Since then, the University has disciplined two faculty members — the adviser, School of Art lecturer Pia Lindman, and one other — who knew of Shvarts’s project, which drew ire on campus and across the country last week when she first revealed its details. Yale officials have maintained that her project was an example of “performance art,” terming it a “creative fiction.”
In her public comments last week, Shvarts rebutted that assessment, calling it “ultimately inaccurate” and gave no indication that she planned to capitulate.
“I started out with the University on board with what I was doing, and because of the media frenzy they’ve been trying to dissociate with me,” she said Friday. “Ultimately, I want to get back to a point where they renew their support, because ultimately this was something they supported.”
Whether or not Shvarts’s project is displayed, the Undergraduate Art Senior Project Show is scheduled to run from April 22 to May 1 in Green Hall on Chapel Street. The show will be open to the public at 10 a.m. today, according to the Web site of the School of Art, with a formal reception for the exhibit scheduled for Friday night.
In interviews last week, Shvarts said her project would take the shape of a four-foot-wide cube to be suspended from the ceiling of a gallery in Green Hall. The cube would be wrapped with hundreds of feet of plastic sheeting, lined with blood she claimed to have collected and preserved over her nine months of self-induced miscarriages.

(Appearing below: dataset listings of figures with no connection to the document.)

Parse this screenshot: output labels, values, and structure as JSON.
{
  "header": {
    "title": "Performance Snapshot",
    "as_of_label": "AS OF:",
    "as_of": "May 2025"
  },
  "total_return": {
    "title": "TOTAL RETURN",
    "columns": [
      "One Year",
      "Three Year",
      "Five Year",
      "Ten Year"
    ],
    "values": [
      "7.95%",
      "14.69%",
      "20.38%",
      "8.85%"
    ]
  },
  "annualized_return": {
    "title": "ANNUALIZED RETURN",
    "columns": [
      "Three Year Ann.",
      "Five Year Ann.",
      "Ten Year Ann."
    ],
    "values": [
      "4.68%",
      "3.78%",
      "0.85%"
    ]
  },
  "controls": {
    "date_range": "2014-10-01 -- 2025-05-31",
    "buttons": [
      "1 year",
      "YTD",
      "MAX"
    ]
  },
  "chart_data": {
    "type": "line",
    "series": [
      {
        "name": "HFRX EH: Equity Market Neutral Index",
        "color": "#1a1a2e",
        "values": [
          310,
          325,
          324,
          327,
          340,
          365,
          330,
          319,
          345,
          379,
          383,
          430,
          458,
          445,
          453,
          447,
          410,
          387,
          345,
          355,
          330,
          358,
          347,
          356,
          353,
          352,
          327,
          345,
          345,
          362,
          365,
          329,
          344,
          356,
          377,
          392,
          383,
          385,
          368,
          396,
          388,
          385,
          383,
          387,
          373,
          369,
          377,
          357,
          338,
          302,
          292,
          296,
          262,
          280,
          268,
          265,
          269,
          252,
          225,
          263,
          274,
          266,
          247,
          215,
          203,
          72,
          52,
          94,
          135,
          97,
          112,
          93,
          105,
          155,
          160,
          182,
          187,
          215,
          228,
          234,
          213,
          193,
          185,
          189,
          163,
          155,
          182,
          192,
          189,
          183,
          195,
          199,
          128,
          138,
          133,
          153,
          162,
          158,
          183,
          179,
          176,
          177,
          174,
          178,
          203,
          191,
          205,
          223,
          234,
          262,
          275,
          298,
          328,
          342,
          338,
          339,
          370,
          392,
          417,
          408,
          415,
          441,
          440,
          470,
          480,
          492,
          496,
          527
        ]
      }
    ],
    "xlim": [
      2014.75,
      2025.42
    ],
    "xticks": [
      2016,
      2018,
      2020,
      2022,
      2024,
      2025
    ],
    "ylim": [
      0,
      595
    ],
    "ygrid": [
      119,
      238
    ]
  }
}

Meanwhile, video recordings of her purported miscarriages would be projected onto the sides of the cube, Shvarts said.
Shvarts said last week that she did not plan to seek an alternative venue for the exhibition if the University forbade her from showing it at Green Hall. In his statement Sunday night, Salovey outlined three conditions for allowing Shvarts to display her work:
¶ She submits a “clear and unambiguous written statement” admitting her project is a “work of fiction,” as Salovey put it.
¶ She admits she did not try to inseminate herself or produce miscarriages.
¶ She promises that no human blood will be displayed in her exhibit.
Whether or not Shvarts will comply with those terms is unclear, but a swarm of media is expected to gather outside Green Hall this morning for the exhibition’s scheduled opening.
The timing could not be worse: Today is the second day of the annual Bulldog Days, a three-day event for which admitted students are invited to visit campus and imbibe the Yale experience. Today also marks the beginning of the annual summit for the International Alliance of Research Universities, a consortium of ten leading research universities, including Yale, whose presidents are scheduled to converge on campus today for two days of meetings.